After spending approximately $4.5 billion on permits, exploration, and equipment, the multinational oil giant Shell has decided to shelve its plans to drill in the Arctic this year.
A recent decision by the 9th US Circuit Court of Appeals threw Shell’s Arctic prospects into jeopardy. The court sided with a coalition of global and regional environmental advocates by ruling that the Interior Department failed to adequately assess the environmental consequences of oil production in the Chukchi Sea before offering leases there.
In a press release circulated on Thursday, new CEO Ben van Beurden cited this ruling as a central factor in the decision:
“This is a disappointing outcome, but the lack of a clear path forward means that I am not prepared to commit further resources for drilling in Alaska in 2014,” van Beurden said. “We will look to relevant agencies and the Court to resolve their open legal issues as quickly as possible.”
The federal court’s decision alone doesn’t fully account for the decision to postpone Arctic oil production, however.
Shell’s fourth quarter report detailed a staggering 71% decrease in earnings and a 5% reduction in oil and gas production. In light of this, their decision to halt high-cost and high-risk operations off of the Alaskan coast is hardly a surprise.

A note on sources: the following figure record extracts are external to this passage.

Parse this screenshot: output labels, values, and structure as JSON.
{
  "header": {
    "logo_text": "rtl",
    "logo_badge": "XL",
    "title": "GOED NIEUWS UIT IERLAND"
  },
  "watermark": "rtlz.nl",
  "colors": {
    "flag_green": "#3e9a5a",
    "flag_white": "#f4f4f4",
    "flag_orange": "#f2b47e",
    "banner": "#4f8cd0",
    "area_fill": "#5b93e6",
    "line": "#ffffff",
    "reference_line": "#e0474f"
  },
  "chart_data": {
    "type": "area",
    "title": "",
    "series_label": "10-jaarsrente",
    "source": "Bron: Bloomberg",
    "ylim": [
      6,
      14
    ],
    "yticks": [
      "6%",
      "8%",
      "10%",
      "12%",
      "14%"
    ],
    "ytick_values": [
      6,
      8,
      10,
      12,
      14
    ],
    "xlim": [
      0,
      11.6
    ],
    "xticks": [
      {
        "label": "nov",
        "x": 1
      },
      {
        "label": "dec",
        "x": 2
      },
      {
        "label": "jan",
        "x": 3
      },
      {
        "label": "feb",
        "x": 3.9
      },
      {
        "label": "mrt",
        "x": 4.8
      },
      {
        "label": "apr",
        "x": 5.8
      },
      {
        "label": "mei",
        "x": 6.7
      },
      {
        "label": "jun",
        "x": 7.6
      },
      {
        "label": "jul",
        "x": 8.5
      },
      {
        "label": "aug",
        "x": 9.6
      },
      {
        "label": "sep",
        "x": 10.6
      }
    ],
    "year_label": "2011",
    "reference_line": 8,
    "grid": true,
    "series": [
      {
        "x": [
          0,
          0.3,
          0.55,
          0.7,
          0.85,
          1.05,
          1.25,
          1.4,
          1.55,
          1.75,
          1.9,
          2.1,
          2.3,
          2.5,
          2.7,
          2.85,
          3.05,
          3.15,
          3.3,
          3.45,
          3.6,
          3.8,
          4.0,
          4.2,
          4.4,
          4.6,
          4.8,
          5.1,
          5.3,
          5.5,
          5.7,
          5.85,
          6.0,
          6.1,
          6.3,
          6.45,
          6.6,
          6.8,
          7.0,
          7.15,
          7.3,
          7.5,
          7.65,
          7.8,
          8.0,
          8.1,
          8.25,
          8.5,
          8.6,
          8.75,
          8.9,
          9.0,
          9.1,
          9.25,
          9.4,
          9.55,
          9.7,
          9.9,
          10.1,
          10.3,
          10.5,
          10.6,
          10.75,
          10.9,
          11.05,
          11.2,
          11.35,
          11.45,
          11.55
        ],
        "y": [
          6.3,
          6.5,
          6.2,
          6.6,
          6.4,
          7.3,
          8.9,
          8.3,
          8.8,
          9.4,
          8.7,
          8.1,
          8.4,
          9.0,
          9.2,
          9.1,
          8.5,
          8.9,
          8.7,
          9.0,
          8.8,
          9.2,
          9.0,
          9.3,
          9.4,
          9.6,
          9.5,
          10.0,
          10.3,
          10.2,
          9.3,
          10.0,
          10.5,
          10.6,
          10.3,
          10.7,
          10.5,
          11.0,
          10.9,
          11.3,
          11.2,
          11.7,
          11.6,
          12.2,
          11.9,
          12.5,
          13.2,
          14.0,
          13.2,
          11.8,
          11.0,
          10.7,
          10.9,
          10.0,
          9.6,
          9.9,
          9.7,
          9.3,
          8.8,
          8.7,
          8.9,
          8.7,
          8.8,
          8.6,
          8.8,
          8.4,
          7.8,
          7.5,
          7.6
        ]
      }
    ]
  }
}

The accident-prone company is also still reeling from a series of Arctic mishaps.
In 2012, heavy storms contributed to a near-accident of a Shell drill ship in July. In December the drilling rig Kulluk broke away from its moorings and ran aground off Sitkalidak Island, Alaska. After drilling only two of 10 planned Arctic wells, Shell was banned from further drilling by federal regulators who found that Shell did not have adequate spill prevention equipment in place.
Environmental groups are widely applauding Shell’s decision, while also advocating for a permanent ban on Arctic drilling. Erik Grafe, an Earthjustice attorney, is asking the Obama administration to conduct another investigation into the environmental impacts of Arctic oil production:
“The Department of the Interior now needs to take a hard look at whether the Chukchi Sea should be open for oil drilling at all, beginning with a full and public environmental impact statement process that addresses the Ninth Circuit decision and does not minimize the risks of oil drilling in this vibrant but vulnerable sea,” Grafe said in a statement.
A permanent ban on oil exploration in the fragile Arctic is the first step to protecting a fragile area that is home to threatened species, including the polar bear and the bowhead whale. In the Arctic, which is warming at twice the rate of the rest of the world, many native communities depend on local marine life to support their livelihoods.